Dans le Nord-Est, Flora Rousselle parle de rendements « très hétérogènes entre 55 et 90 q/ha, en deçà des attendus », en retrait d’environ 5 % aux moyennes olympiques régionales. Dans le détail, Vivescia annonce des rendements entre 70 et 75 q/ha dans les Ardennes et en Seine-et-Marne, entre 80 et 85 q/ha dans la Marne et l’Aube, mais entre 60 et 65 q/ha dans les terres plus légères de ces régions. La Coopérative Bourgogne du Sud communique, elle, sur des rendements « plutôt décevants », en deçà de la moyenne 5 ans de 4 à 5 q/ha. Côté Nord-Ouest, Matthieu Beyaert (Noriap), fait état de résultats inférieurs d’environ 5 % à la moyenne quinquennale pour les orges essentiellement fourragères sur la coopérative.

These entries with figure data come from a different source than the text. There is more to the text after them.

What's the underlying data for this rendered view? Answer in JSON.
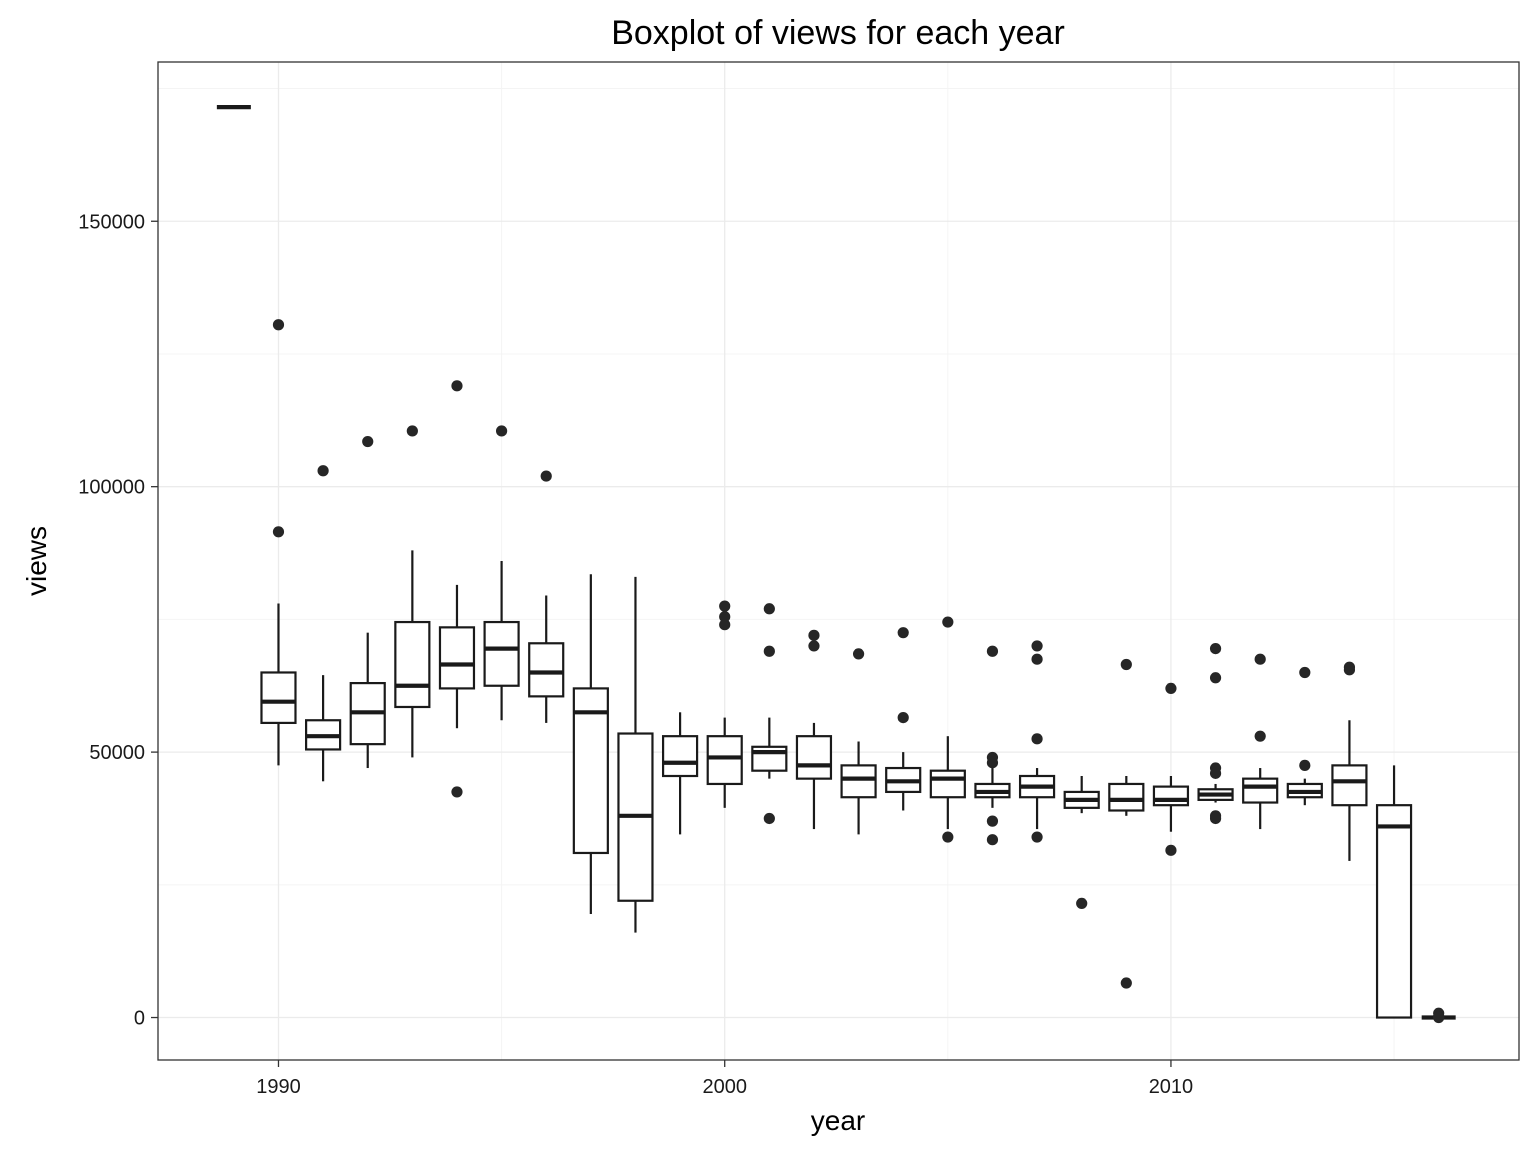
{
  "chart_data": {
    "type": "box",
    "title": "Boxplot of views for each year",
    "xlabel": "year",
    "ylabel": "views",
    "xlim": [
      1987.3,
      2017.8
    ],
    "ylim": [
      -8000,
      180000
    ],
    "x_ticks": [
      1990,
      2000,
      2010
    ],
    "y_ticks": [
      0,
      50000,
      100000,
      150000
    ],
    "grid": true,
    "boxes": [
      {
        "year": 1989,
        "q1": 171500,
        "median": 171500,
        "q3": 171500,
        "whisker_low": 171500,
        "whisker_high": 171500,
        "outliers": []
      },
      {
        "year": 1990,
        "q1": 55500,
        "median": 59500,
        "q3": 65000,
        "whisker_low": 47500,
        "whisker_high": 78000,
        "outliers": [
          91500,
          130500
        ]
      },
      {
        "year": 1991,
        "q1": 50500,
        "median": 53000,
        "q3": 56000,
        "whisker_low": 44500,
        "whisker_high": 64500,
        "outliers": [
          103000
        ]
      },
      {
        "year": 1992,
        "q1": 51500,
        "median": 57500,
        "q3": 63000,
        "whisker_low": 47000,
        "whisker_high": 72500,
        "outliers": [
          108500
        ]
      },
      {
        "year": 1993,
        "q1": 58500,
        "median": 62500,
        "q3": 74500,
        "whisker_low": 49000,
        "whisker_high": 88000,
        "outliers": [
          110500
        ]
      },
      {
        "year": 1994,
        "q1": 62000,
        "median": 66500,
        "q3": 73500,
        "whisker_low": 54500,
        "whisker_high": 81500,
        "outliers": [
          119000,
          42500
        ]
      },
      {
        "year": 1995,
        "q1": 62500,
        "median": 69500,
        "q3": 74500,
        "whisker_low": 56000,
        "whisker_high": 86000,
        "outliers": [
          110500
        ]
      },
      {
        "year": 1996,
        "q1": 60500,
        "median": 65000,
        "q3": 70500,
        "whisker_low": 55500,
        "whisker_high": 79500,
        "outliers": [
          102000
        ]
      },
      {
        "year": 1997,
        "q1": 31000,
        "median": 57500,
        "q3": 62000,
        "whisker_low": 19500,
        "whisker_high": 83500,
        "outliers": []
      },
      {
        "year": 1998,
        "q1": 22000,
        "median": 38000,
        "q3": 53500,
        "whisker_low": 16000,
        "whisker_high": 83000,
        "outliers": []
      },
      {
        "year": 1999,
        "q1": 45500,
        "median": 48000,
        "q3": 53000,
        "whisker_low": 34500,
        "whisker_high": 57500,
        "outliers": []
      },
      {
        "year": 2000,
        "q1": 44000,
        "median": 49000,
        "q3": 53000,
        "whisker_low": 39500,
        "whisker_high": 56500,
        "outliers": [
          77500,
          75500,
          74000
        ]
      },
      {
        "year": 2001,
        "q1": 46500,
        "median": 50000,
        "q3": 51000,
        "whisker_low": 45000,
        "whisker_high": 56500,
        "outliers": [
          77000,
          69000,
          37500
        ]
      },
      {
        "year": 2002,
        "q1": 45000,
        "median": 47500,
        "q3": 53000,
        "whisker_low": 35500,
        "whisker_high": 55500,
        "outliers": [
          72000,
          70000
        ]
      },
      {
        "year": 2003,
        "q1": 41500,
        "median": 45000,
        "q3": 47500,
        "whisker_low": 34500,
        "whisker_high": 52000,
        "outliers": [
          68500
        ]
      },
      {
        "year": 2004,
        "q1": 42500,
        "median": 44500,
        "q3": 47000,
        "whisker_low": 39000,
        "whisker_high": 50000,
        "outliers": [
          72500,
          56500
        ]
      },
      {
        "year": 2005,
        "q1": 41500,
        "median": 45000,
        "q3": 46500,
        "whisker_low": 35500,
        "whisker_high": 53000,
        "outliers": [
          74500,
          34000
        ]
      },
      {
        "year": 2006,
        "q1": 41500,
        "median": 42500,
        "q3": 44000,
        "whisker_low": 39500,
        "whisker_high": 48000,
        "outliers": [
          69000,
          49000,
          48000,
          37000,
          33500
        ]
      },
      {
        "year": 2007,
        "q1": 41500,
        "median": 43500,
        "q3": 45500,
        "whisker_low": 35500,
        "whisker_high": 47000,
        "outliers": [
          70000,
          67500,
          52500,
          34000
        ]
      },
      {
        "year": 2008,
        "q1": 39500,
        "median": 41000,
        "q3": 42500,
        "whisker_low": 38500,
        "whisker_high": 45500,
        "outliers": [
          21500
        ]
      },
      {
        "year": 2009,
        "q1": 39000,
        "median": 41000,
        "q3": 44000,
        "whisker_low": 38000,
        "whisker_high": 45500,
        "outliers": [
          66500,
          6500
        ]
      },
      {
        "year": 2010,
        "q1": 40000,
        "median": 41000,
        "q3": 43500,
        "whisker_low": 35000,
        "whisker_high": 45500,
        "outliers": [
          62000,
          31500
        ]
      },
      {
        "year": 2011,
        "q1": 41000,
        "median": 42000,
        "q3": 43000,
        "whisker_low": 40500,
        "whisker_high": 44000,
        "outliers": [
          69500,
          64000,
          47000,
          46000,
          38000,
          37500
        ]
      },
      {
        "year": 2012,
        "q1": 40500,
        "median": 43500,
        "q3": 45000,
        "whisker_low": 35500,
        "whisker_high": 47000,
        "outliers": [
          67500,
          53000
        ]
      },
      {
        "year": 2013,
        "q1": 41500,
        "median": 42500,
        "q3": 44000,
        "whisker_low": 40000,
        "whisker_high": 45000,
        "outliers": [
          65000,
          47500
        ]
      },
      {
        "year": 2014,
        "q1": 40000,
        "median": 44500,
        "q3": 47500,
        "whisker_low": 29500,
        "whisker_high": 56000,
        "outliers": [
          66000,
          65500
        ]
      },
      {
        "year": 2015,
        "q1": 0,
        "median": 36000,
        "q3": 40000,
        "whisker_low": 0,
        "whisker_high": 47500,
        "outliers": []
      },
      {
        "year": 2016,
        "q1": 0,
        "median": 0,
        "q3": 0,
        "whisker_low": 0,
        "whisker_high": 0,
        "outliers": [
          800,
          200,
          0
        ]
      }
    ]
  },
  "colors": {
    "background": "#ffffff",
    "panel_border": "#333333",
    "box_stroke": "#1a1a1a",
    "outlier_fill": "#262626",
    "grid": "#ebebeb"
  }
}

Si chez Soufflet Agriculture, les rendements sont finalement « moins décevants au global que ne le laissait craindre la vague de chaleur », François Pignolet évoque des rendements « presque catastrophiques » dans ses zones de collecte de Vendée et Charente, mais aussi du Cher et du Berry, des secteurs très impactés par la sécheresse. Ce constat est localement partagé par la chambre d’agriculture de la Charente qui fait état de rendements autour de 50 à 55 q/ha et 65 q/ha sur les bonnes terres. Plusieurs collecteurs du Poitou-Charentes annoncent des baisses de rendement de 10 à 15 % comparé aux moyennes, et Lill Meter, responsable de la partie exploitation chez Néolis (Deux-Sèvres), indique des rendements qui ne sont pas au rendez-vous.

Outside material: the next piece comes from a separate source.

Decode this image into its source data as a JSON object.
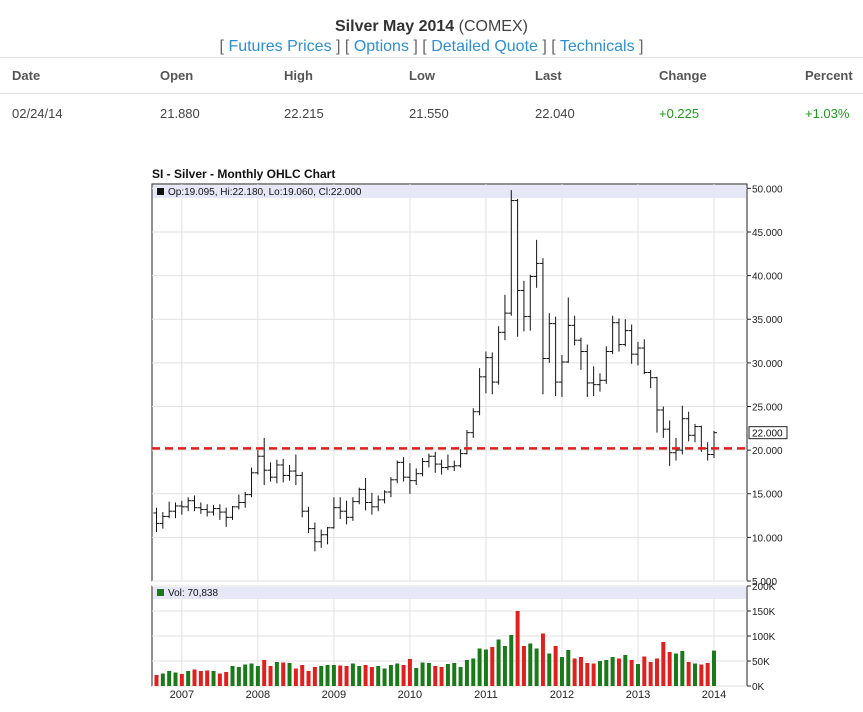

Dans la région Centre-Val de Loire (et départements limitrophes), le groupe Axéréal, rapporte une très forte hétérogénéité sur sa zone de collecte, dans une fourchette de 50 à 80 q/ha, et des rendements « légèrement inférieurs à la moyenne. » En descendant vers le Sud-Est, dans la Drôme, « le rendement est de 5 à 10 % en dessous de l’objectif fixé à la moyenne », indique Martial Guerre, responsable commercialisation à la Coopérative drômoise de céréales (CDC).
De bons PS et calibres, des taux de protéines élevés
Côté qualité, les résultats sont plus conformes aux attentes des organismes stockeurs. Les calibrages en brasserie tournent autour de 85 % chez Soufflet Agriculture, « ce qui est relativement satisfaisant », et les taux de protéines sont à 10,8 % de moyenne sur l’ensemble de la récolte des orges du groupe. « Nous sommes globalement satisfaits au niveau des orges de brasserie », se réjouit François Pignolet. Chez Noriap, les poids spécifiques (PS) sont dans les normes tout comme l’humidité, pour les orges fourragères.
Les qualités sont également satisfaisantes dans le Centre chez Axéréal, « conformes aux attendues », avec de bons PS, autour de 67 à 68 kg/hl et des protéines élevées. Même constat chez Néolis (Deux-Sèvres), où Lill Meter indique que les orges sont rentrées « avec de bonnes teneurs en protéines et d’assez bons PS. » Dans le Sud-Ouest, la coopérative Auraïa parle de conditions de récolte favorisant « une bonne qualité. »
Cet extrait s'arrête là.